Thursday, August 2, 2018

17 - Kigali


La première chose qui surprend en arrivant au Rwanda, c’est la propreté du pays. Quel contraste avec les pays environnants. Si ce n’était la couleur des gens et la pauvreté relative des villes et villages traversés, on pourrait se croire au Japon. La raison ? Chaque dernier samedi du mois, la population est réquisitionnée (comme régulièrement au Japon) pour procéder à un grand nettoyage de l’espace public. Tout est fermé : commerces, administrations, écoles. Même le président participe à cette corvée collective, sauf quand il voyage à l’extérieur du pays. Inutile de dire que les sacs en plastique sont proscrits. Et il arrive que des douaniers zélés fouillent les bagages des touristes pour vérifier qu’aucun ne soit importé.
Kigali

La propreté du pays n’empêche pas d’avoir à l’esprit la souillure des événements tragiques qui s’y sont déroulés en 1994 avec le génocide des Tutsis ni des conflits ethniques et régionaux antérieurs ou ultérieurs qui ont mis ce pays à feu et à sang pendant des années. Comment traverser un tel pays sans garder tous ces événements présents à l’esprit ? Comment ignorer les cicatrices profondes qu’ils ont pu laisser ? Comment se concentrer sur la beauté des paysages et la bonté des gens et faire fi de l’horreur passée ?
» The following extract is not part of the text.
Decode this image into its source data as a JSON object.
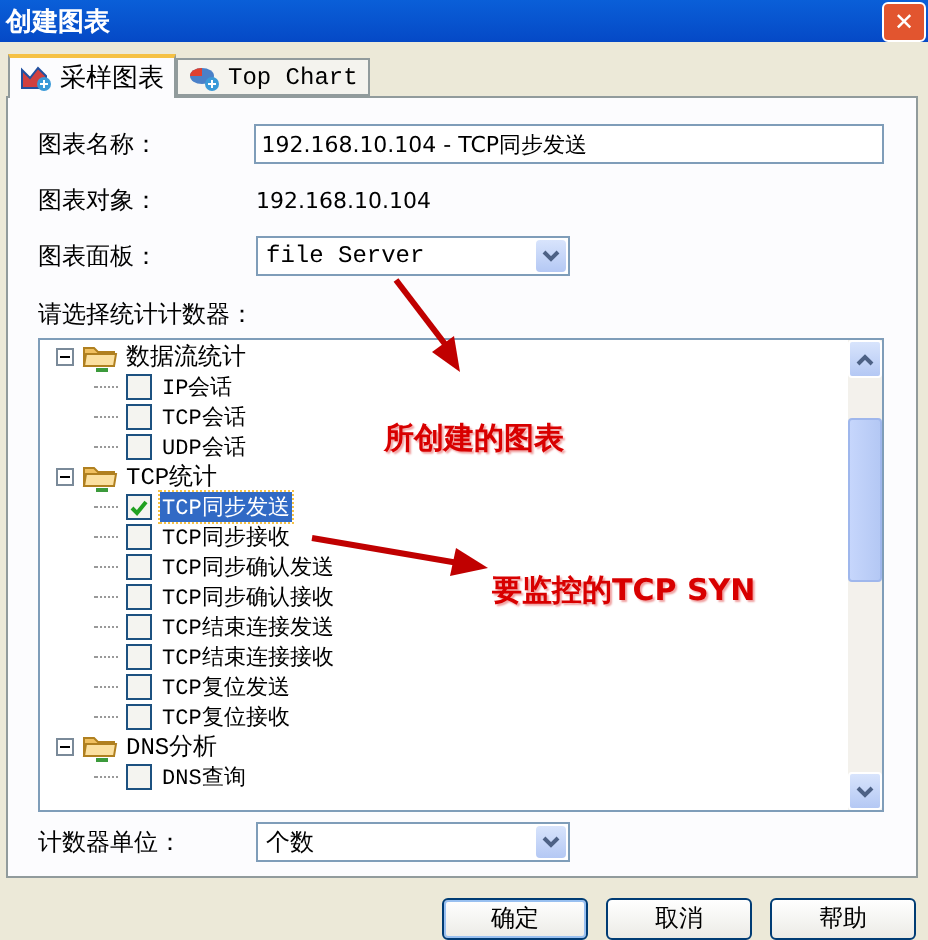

L’Hôtel des Milles Collines, certainement l’hôtel le plus célèbre du Rwanda, est un bon exemple de ce questionnement. J’étais sur une mototaxi qui m’emmenait au centre-ville, et il est apparu au détour d’un virage. C’était le lendemain matin de mon arrivée à Kigali où j’étais arrivé très tard la veille au soir après avoir passé douze heures dans des bus bondés roulant au ralenti sur des routes poussiéreuses en rénovations. L’attente à la frontière entre l’Ouganda et le Rwanda avait été interminable.

Je connaissais l’histoire tragique entourant l’hôtel, un événement parmi tant d’autres dans cette année maudite de 1994. J’avais vu le film. J’étais également au courant de la polémique entourant le directeur de l’hôtel, personnage central de cette histoire. Héros pour ces admirateurs, opportuniste pour ces détracteurs, la vérité, comme toujours, se situait probablement entre les deux. J’y suis entré pour prendre un café. Et j’y suis retourné la veille de mon départ pour prendre une bière. Pour un touriste pas très au fait de l’histoire, rien ne pouvait laisser deviner ce qui avait pu se passer ici face à la beauté et à la quiétude du lieu.

Comment traverser ce pays sans être constamment rattrapé par ce passé ? L’endroit le plus visité de la capitale est le Mémorial du Génocide où les restes de plus de 250 000 victimes y sont enterrés. J’y suis allé. Au-dessus de l’entrée est inscrit en anglais : « Remembering—Learning » (Se souvenir – Apprendre). Pas sûr que les mots servent à prévenir la répétition de l’histoire. Je n’ai pas franchi la porte d’entrée et me suis contenté d’admirer le paysage alentour.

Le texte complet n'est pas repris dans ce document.